Oosthoek encyclopedie

Oosthoek's Uitgevers Mij. N.V (1916-1925)

Gepubliceerd op 24-01-2019

Hystérésis

betekenis & definitie

Hystérésis - 1) Diëlectrische h., (zie ald.) — 2) Elastische h. Hieronder verstaat men de eigenschap van veel vaste lichamen, om na een vormverandering beneden de elasticiteitsgrens niet, ook niet na langen tijd, geheel tot de oorspronkelijke gedaante terug te keeren. De elastische h. is derhalve niet te verwarren met de elastische nawerking. Volgens Warburg is de elastische h. wellicht te verklaren door aan te nemen, dat stabiel evenwicht voor verschillende liggingen van de elementair kristallen van een stof mogelijk is, welke verschillende liggingen bij vormverandering in elkaar zouden kunnen overspringen. — 3) Magnetische h. Deze wordt doorgaans bedoeld, wanneer er sprake is van h. zonder meer. Hieronder wordt het volgende verschijnsel verstaan.

Wordt een stuk (b.v. een staaf) van een ferromagnetische stof, dat niet gemagnetiseerd is, aan den invloed van een magnetisch veld onderworpen, dan zal het een zekere magnetisatie verkrijgen, die met het veld toeneemt tot een maximale waarde (verzadigingswaarde). Wordt vervolgens de magnetische kracht verminderd, dan neemt ook de magnetisatie af, doch daarbij blijft de waarde hiervan boven de waarde, die ze aanvankelijk had voor eenzelfde magnetische kracht. Is de laatste nul geworden, dan heeft toch de magnetisatie een zekere waarde (remanent magnetisme). Bij omkeering van de magnetische kracht behoudt de magnetisatie aanvankelijk de oorspronkelijke richting, bij een zekere waarde van de magnetische kracht (coërcitiefkracht) wordt ze nul om bij verdere versterking van het veld de tegenovergestelde richting te verkrijgen. Ook dan kan ze slechts een bepaalde waarde verkrijgen, welke waarde gelijk is aan de verzadigingswaarde in de oorspronkelijke richting. Neemt vervolgens de magnetische kracht weer toe (dus de absolute waarde van het negatieve veld neemt af), dan neemt ook de magnetisatie toe (de absolute waarde neemt af), doch daarbij blijft de absolute waarde steeds grooter dan ze was bij afnemende veldsterkte voor eenzelfde waarde van het veld. Bij het toenemen van het veld bereikt dit de waarde nul, er is dan weer remanent magnetisme, doch in tegenovergestelden zin als in het eerste geval, vervolgens bereikt het veld een waarde, waarbij de magnetisatie nul is (de coërcitiefkracht is dan positief) en van daar af neemt de magnetisatie weer in positieven zin toe, tot de verzadigingswaarde is bereikt. Wanneer voor dit kringproces de magnetische veldsterkte en de magnetisatie als coördinaten op een orthogonaal assenstelsel worden uitgezet, dan blijkt het, dat er een lusvormige kromme wordt doorloopen, de hysteresiskromme.

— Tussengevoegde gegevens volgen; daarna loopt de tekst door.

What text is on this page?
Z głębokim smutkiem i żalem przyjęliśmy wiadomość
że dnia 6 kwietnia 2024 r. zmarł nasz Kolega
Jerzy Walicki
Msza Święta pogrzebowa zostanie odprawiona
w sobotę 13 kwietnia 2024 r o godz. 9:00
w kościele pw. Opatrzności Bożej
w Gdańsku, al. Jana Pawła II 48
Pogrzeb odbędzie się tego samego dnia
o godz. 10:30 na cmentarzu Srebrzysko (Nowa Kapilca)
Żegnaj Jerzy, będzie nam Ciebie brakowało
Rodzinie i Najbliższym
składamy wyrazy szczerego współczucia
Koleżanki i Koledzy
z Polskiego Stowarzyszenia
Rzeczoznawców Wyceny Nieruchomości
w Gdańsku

De oppervlakte van de lus is zeer afhankelijk van het onderzochte materiaal, voor hard staal is ze veel grooter dan voor week ijzer, terwijl ze voor electrolytisch ijzer nagenoeg geheel verdwijnt. Daarmee hangt samen, dat zoowel het remanente magnetisme als de coërcitiefkracht bij hard staal veel grooter zijn dan bij week ijzer. Over het algemeen is de oppervlakte der hysteresislus voor de verschillende ijzer- en staalsoorten zeer verschillend. Warburg, die het verschijnsel der h. in 1880 ontdekte, toonde aan, dat er bij het doorloopen van een kringproces, zooals zooeven beschreven, in het onderzochte materiaal een hoeveelheid warmte wordt ontwikkeld, evenredig aan de oppervlakte van de hysteresislus. Dientengevolge is het wenschelijk, bij toestellen, waarbij de magnetisatie snel wisselt (b.v. transformatoren), materiaal te bezigen, waarbij de oppervlakte der lus zoo klein mogelijk is, vandaar wordt hiervoor ook week ijzer gebruikt. In het algemeen treedt bij ieder magnetisch kringproces (waarbij de magnetische kracht zich tusschen twee constante waarden beweegt) het verschijnsel der h. op en worden dientengevolge lusvormige krommen doorloopen, wanneer de waarden van magnetische kracht en magnetisatie in een orthogonaal coördinaten-stelsel worden uitgezet. Alleen voor zeer kleine waarden van het magnetisch veld treedt geen h. op. Waarschijnlijk moet de h. verklaard worden door aan te nemen, dat in een bepaald veld verschillende stabiele evenwichtsstanden van de elementaire magneten, die in de ferromagnetische stoffen ondersteld worden aanwezig te zijn, voor een bepaalde waarde van het uitwendige veld mogelijk zijn.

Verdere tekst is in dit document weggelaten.